Thursday, February 23, 2017

ISTIHSAN SEBAGAI DALIL SYAR'I (STUDI KONVERATIF TERHADAP PANDANGAN ULAMA) PART 3









Terjadi perbedaan dikalangan ulama dalam penerapan istihsan sebagai dallil, perbedaan ini antara jumhur ulama, baik itu Hanafiyah, Malikiyah dan Hanabilah dengan imam as-Syafi’i. Didalam ar-Risalah, imam Syafi’I mengatakan dengan jelas bahwa beliau menolak istihsan, diantara perkataan yang dinisbahkan kepada beliau adalah :
من استحسن فقد شرع[1]
Barang siapa yang berdalil dengan istihsan, maka ia telah membuat syari’at (hukum)”

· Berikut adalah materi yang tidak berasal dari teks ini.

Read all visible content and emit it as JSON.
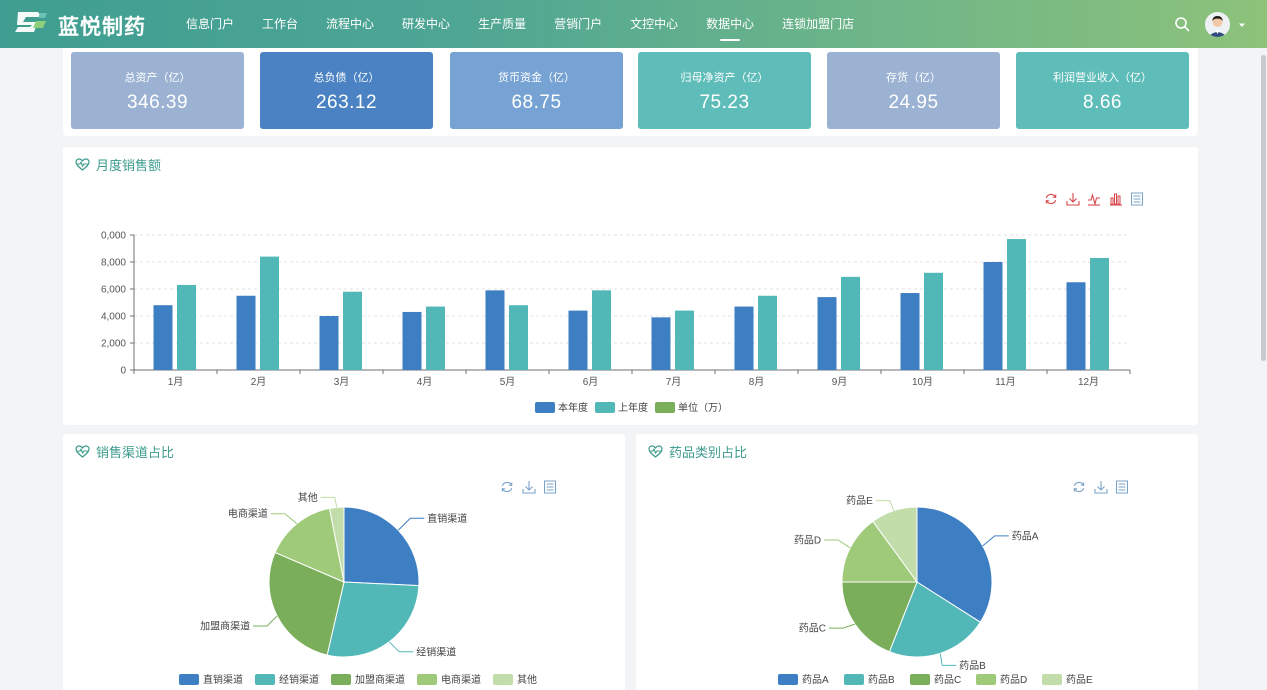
{
  "brand": {
    "name": "蓝悦制药"
  },
  "nav": {
    "items": [
      {
        "label": "信息门户"
      },
      {
        "label": "工作台"
      },
      {
        "label": "流程中心"
      },
      {
        "label": "研发中心"
      },
      {
        "label": "生产质量"
      },
      {
        "label": "营销门户"
      },
      {
        "label": "文控中心"
      },
      {
        "label": "数据中心",
        "active": true
      },
      {
        "label": "连锁加盟门店"
      }
    ],
    "icons": [
      "search-icon",
      "user-avatar",
      "chevron-down-icon"
    ]
  },
  "kpis": [
    {
      "label": "总资产（亿）",
      "value": "346.39",
      "color": "#9cb2d3"
    },
    {
      "label": "总负债（亿）",
      "value": "263.12",
      "color": "#4a82c3"
    },
    {
      "label": "货币资金（亿）",
      "value": "68.75",
      "color": "#77a3d4"
    },
    {
      "label": "归母净资产（亿）",
      "value": "75.23",
      "color": "#5ebdb9"
    },
    {
      "label": "存货（亿）",
      "value": "24.95",
      "color": "#9cb2d3"
    },
    {
      "label": "利润营业收入（亿）",
      "value": "8.66",
      "color": "#5ebdb9"
    }
  ],
  "monthly_panel": {
    "title": "月度销售额",
    "toolbox": [
      "refresh-icon",
      "download-icon",
      "line-chart-icon",
      "bar-chart-icon",
      "data-view-icon"
    ]
  },
  "channel_panel": {
    "title": "销售渠道占比",
    "toolbox": [
      "refresh-icon",
      "download-icon",
      "data-view-icon"
    ]
  },
  "category_panel": {
    "title": "药品类别占比",
    "toolbox": [
      "refresh-icon",
      "download-icon",
      "data-view-icon"
    ]
  },
  "colors": {
    "blue": "#3e7fc4",
    "teal": "#52b8b7",
    "green": "#7aae5b",
    "light_green": "#9fca7a",
    "pale_green": "#c3ddaa",
    "toolbox_active": "#d9464a",
    "toolbox": "#7aa3c8",
    "title": "#3c9b8c"
  },
  "chart_data": [
    {
      "type": "bar",
      "categories": [
        "1月",
        "2月",
        "3月",
        "4月",
        "5月",
        "6月",
        "7月",
        "8月",
        "9月",
        "10月",
        "11月",
        "12月"
      ],
      "series": [
        {
          "name": "本年度",
          "values": [
            4800,
            5500,
            4000,
            4300,
            5900,
            4400,
            3900,
            4700,
            5400,
            5700,
            8000,
            6500
          ]
        },
        {
          "name": "上年度",
          "values": [
            6300,
            8400,
            5800,
            4700,
            4800,
            5900,
            4400,
            5500,
            6900,
            7200,
            9700,
            8300
          ]
        },
        {
          "name": "单位（万）",
          "values": []
        }
      ],
      "yticks": [
        "0",
        "2,000",
        "4,000",
        "6,000",
        "8,000",
        "0,000"
      ],
      "ylim": [
        0,
        10000
      ],
      "grid": true,
      "legend": "bottom-center"
    },
    {
      "type": "pie",
      "labels": [
        "直销渠道",
        "经销渠道",
        "加盟商渠道",
        "电商渠道",
        "其他"
      ],
      "values": [
        25,
        27,
        27,
        15,
        3
      ],
      "legend": "bottom-center"
    },
    {
      "type": "pie",
      "labels": [
        "药品A",
        "药品B",
        "药品C",
        "药品D",
        "药品E"
      ],
      "values": [
        34,
        22,
        19,
        15,
        10
      ],
      "legend": "bottom-center"
    }
  ]
}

       Namun sayangnya, penulis tidak menemukan perkataan yang dinisbahkan kepada imam Syafi’I tersebut didalam kitabnya ar-Risalah, tapi kita dapat menemukannya didalam al-Musthashfa karya imam al-Gazali (w : 505 H)[2].

       Didalam ar-Risalah kita dapat temukan banyak sekali pernyataan imam as-Syafi’I terkait istihsan, diantaranya beliau berkata :
 إنما الاستحسان تلذذ[3]
Istihsan itu tidak lain hanyalah untuk bersenang-senang”

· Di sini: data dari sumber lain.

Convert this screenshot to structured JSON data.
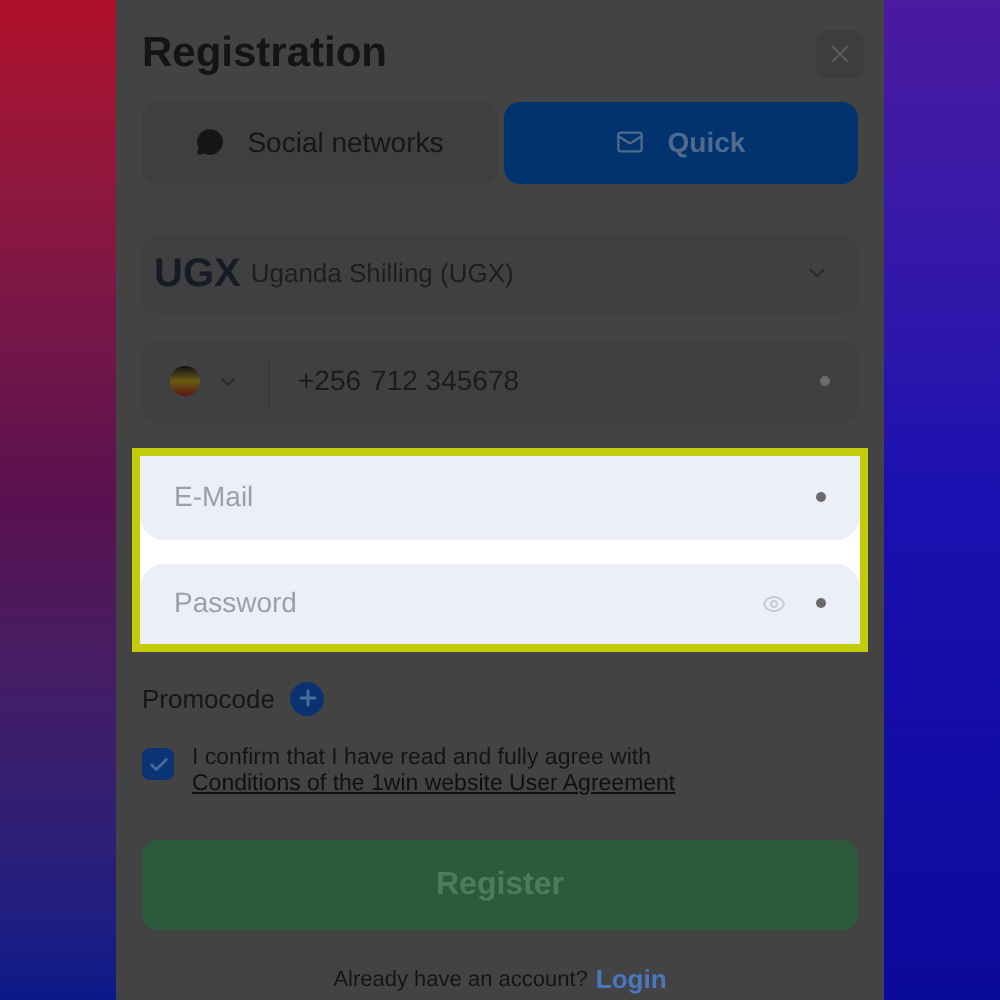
{
  "dialog": {
    "title": "Registration"
  },
  "tabs": [
    {
      "label": "Social networks",
      "kind": "chat",
      "selected": false
    },
    {
      "label": "Quick",
      "kind": "mail",
      "selected": true
    }
  ],
  "currency": {
    "code": "UGX",
    "name": "Uganda Shilling (UGX)"
  },
  "phone": {
    "prefix": "+256",
    "placeholder": "712 345678"
  },
  "email": {
    "placeholder": "E-Mail"
  },
  "password": {
    "placeholder": "Password"
  },
  "promocode": {
    "label": "Promocode"
  },
  "agreement": {
    "checked": true,
    "text": "I confirm that I have read and fully agree with",
    "link": "Conditions of the 1win website User Agreement"
  },
  "register_button": "Register",
  "login": {
    "prompt": "Already have an account?",
    "link": "Login"
  }
}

       Namun jika kita lihat lebih jauh, istihsan yang diharamkan oleh imam as-Syafi’I bukanlah istihsan yang dibicarakan oleh para fuqaha. Imam as-Syafi’i mengharamkan istihsan, yaitu menganggap baik suatu perbuatan tanpa adanya dasar dari khabar ataupun qiyas, imam as-Syafi’i menyatakan:
قال : هذا كما قلت، والاجتهاد لايكون إلا على مطلوب، والمطلوب لا يكون أبدا إلا على عين قائمة تطلب بدلالة  يقصد بها إليها، أوتشبيه على عين قائمة، وهذا يبين أن حراما على أحد أن يقول بالاستحسان[4]..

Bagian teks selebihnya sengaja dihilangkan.